PRESS RELEASE
CHRISTUS Shreveport-Bossier Health System has achieved the Louisiana Birth Ready Designation from the Louisiana Perinatal Quality Collaborative (LaPQC). The Birth Place at CHRISTUS Highland Medical Center is one of 11 facilities to receive the recognition this year.
A Louisiana Birth Ready Designation recognizes CHRISTUS Shreveport-Bossier Health system’s hard work and implementation of best practices through an evaluation process by the LaPQC. It also celebrates improved perinatal health outcomes, which are the result of implementing clinical practices that promote safe, equitable, and dignified birth for all birthing persons in Louisiana.
“It recognizes CHRISTUS Highland Medical Center’s commitment to providing high quality obstetrical care and a safe birth experience for patients in our community,” said Benny Popwell, M.D., Medical Director of Labor and Delivery, CHRISTUS Highland Medical Center.
Hospitals receiving Birth Ready Designation undergo a rigorous application and review process by the LaPQC. To achieve a Birth Ready Designation, CHRISTUS Shreveport-Bossier Health System had to meet five areas of requirement: participation in collaborative learning; health disparity and patient partnership; policies and procedures; structures and education; and outcome and process measures.
“This is such an exciting designation! We are proud to partner with the LaPQC and implement evidenced based research and practices to give the very best care for our mothers and babies,” said Becky Fish, Clinical Director of Labor and Delivery, CHRISTUS Highland Medical Center.
The work of the LaPQC, an initiative of the Department’s Bureau of Family Health, is dedicated to improving perinatal and neonatal outcomes across Louisiana. Birth outcomes in Louisiana have historically been among the worst in the nation: Between 2011 and 2016, about half of all deaths that were associated with a recent birth were preventable. The LaPQC was created to promote the implementation of evidence-based practices to reduce significant factors that contribute to poor birth outcomes. The Collaborative also focuses on promoting health equity and reducing racial and ethnic disparities.

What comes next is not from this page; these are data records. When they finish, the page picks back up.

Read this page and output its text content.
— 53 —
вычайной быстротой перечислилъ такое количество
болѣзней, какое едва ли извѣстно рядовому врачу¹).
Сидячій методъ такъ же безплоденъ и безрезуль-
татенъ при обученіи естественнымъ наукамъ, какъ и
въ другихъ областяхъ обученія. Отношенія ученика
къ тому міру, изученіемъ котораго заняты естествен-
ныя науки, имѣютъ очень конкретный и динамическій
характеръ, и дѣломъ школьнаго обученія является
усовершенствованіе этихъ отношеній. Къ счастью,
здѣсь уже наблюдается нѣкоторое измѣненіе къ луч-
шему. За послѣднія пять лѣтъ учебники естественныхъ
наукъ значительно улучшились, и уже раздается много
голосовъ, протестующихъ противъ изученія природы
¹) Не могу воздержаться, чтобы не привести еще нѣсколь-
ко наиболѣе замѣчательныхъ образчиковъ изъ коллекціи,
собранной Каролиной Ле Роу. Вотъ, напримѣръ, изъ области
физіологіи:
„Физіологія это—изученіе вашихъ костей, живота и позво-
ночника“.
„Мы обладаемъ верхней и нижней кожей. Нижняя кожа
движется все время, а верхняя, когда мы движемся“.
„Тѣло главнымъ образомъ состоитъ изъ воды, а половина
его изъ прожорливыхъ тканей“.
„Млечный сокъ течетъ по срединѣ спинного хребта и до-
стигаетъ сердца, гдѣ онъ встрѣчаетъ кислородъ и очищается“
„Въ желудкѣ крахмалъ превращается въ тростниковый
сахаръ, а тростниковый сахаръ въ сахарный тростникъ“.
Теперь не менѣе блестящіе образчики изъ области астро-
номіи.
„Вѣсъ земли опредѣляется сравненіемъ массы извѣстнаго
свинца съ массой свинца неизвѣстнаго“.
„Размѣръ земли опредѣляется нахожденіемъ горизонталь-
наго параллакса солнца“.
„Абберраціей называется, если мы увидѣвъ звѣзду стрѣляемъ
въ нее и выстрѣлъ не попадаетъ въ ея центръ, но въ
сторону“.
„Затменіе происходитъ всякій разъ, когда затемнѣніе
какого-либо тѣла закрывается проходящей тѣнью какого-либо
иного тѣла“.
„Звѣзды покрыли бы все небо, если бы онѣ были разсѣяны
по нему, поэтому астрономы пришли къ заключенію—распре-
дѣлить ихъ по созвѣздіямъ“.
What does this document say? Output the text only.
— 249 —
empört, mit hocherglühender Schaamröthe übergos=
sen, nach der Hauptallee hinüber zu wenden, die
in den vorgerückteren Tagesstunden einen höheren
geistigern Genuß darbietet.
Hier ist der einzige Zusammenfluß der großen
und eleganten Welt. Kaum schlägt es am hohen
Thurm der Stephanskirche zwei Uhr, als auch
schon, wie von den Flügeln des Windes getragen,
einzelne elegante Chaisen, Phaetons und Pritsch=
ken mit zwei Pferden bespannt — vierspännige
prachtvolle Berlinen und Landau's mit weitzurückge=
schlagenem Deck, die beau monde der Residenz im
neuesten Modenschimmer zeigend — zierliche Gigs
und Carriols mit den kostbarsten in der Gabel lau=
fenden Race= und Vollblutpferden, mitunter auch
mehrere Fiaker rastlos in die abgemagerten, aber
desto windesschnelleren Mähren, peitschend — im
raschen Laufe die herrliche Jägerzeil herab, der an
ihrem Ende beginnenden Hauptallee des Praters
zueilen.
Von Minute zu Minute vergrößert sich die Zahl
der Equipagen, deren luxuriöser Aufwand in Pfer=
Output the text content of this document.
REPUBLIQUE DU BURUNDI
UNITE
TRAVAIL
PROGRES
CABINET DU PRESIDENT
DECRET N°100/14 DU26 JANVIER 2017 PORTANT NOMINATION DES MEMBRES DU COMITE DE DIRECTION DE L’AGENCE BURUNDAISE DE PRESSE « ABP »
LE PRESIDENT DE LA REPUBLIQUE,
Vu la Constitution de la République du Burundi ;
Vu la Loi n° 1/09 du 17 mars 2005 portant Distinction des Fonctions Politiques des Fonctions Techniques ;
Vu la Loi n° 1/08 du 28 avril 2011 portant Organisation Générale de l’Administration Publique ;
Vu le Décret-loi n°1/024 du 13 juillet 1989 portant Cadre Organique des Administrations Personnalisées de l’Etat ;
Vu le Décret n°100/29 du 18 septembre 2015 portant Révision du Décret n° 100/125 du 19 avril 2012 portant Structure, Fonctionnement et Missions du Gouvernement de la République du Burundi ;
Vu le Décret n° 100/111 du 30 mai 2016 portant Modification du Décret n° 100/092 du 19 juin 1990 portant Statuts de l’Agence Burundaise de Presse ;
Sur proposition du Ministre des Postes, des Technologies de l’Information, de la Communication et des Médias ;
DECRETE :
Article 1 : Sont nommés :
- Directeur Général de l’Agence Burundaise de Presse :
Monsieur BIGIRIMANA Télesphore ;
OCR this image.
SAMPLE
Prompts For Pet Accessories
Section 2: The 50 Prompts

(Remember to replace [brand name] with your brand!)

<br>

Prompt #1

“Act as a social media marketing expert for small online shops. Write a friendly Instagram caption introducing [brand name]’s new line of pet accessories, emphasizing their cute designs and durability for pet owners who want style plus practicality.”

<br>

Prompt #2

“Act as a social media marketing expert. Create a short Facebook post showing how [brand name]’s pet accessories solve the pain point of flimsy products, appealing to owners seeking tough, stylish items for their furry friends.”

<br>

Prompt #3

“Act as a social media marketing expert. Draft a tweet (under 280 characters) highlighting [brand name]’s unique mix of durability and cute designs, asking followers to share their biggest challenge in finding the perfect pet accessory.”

“On behalf of the LaPQC, I want to congratulate all of the birthing facilities who have earned Birth Ready or Birth Ready+ Designation,” said Dr. Veronica Gillispie-Bell, Medical Director of the LaPQC. “Our list of hospitals that have met the criteria has grown in a short time. This honor has even more significance when you think about the challenges hospitals are facing right now between staff shortages and the ever-changing landscape due to the COVID-19 pandemic. Achieving designation speaks to the resiliency of processes in our hospitals to improve birth outcomes.”
Many of the hospitals awarded designation have been working for years with the LaPQC, implementing evidence-based best practices that address common causes of maternal mortality and morbidity related to hemorrhage and hypertension, as well as practices that promote vaginal birth.
“For these patients, extending the healing ministry of Jesus Christ is part of a birth story that this dedicated team helps write. We have always been committed to providing the best care to our mothers and babies. We now have the designation to show for the hard work,” said Dr. Steen Trawick, Chief Executive Officer and Chief Medical Officer, CHRISTUS Shreveport-Bossier Health System.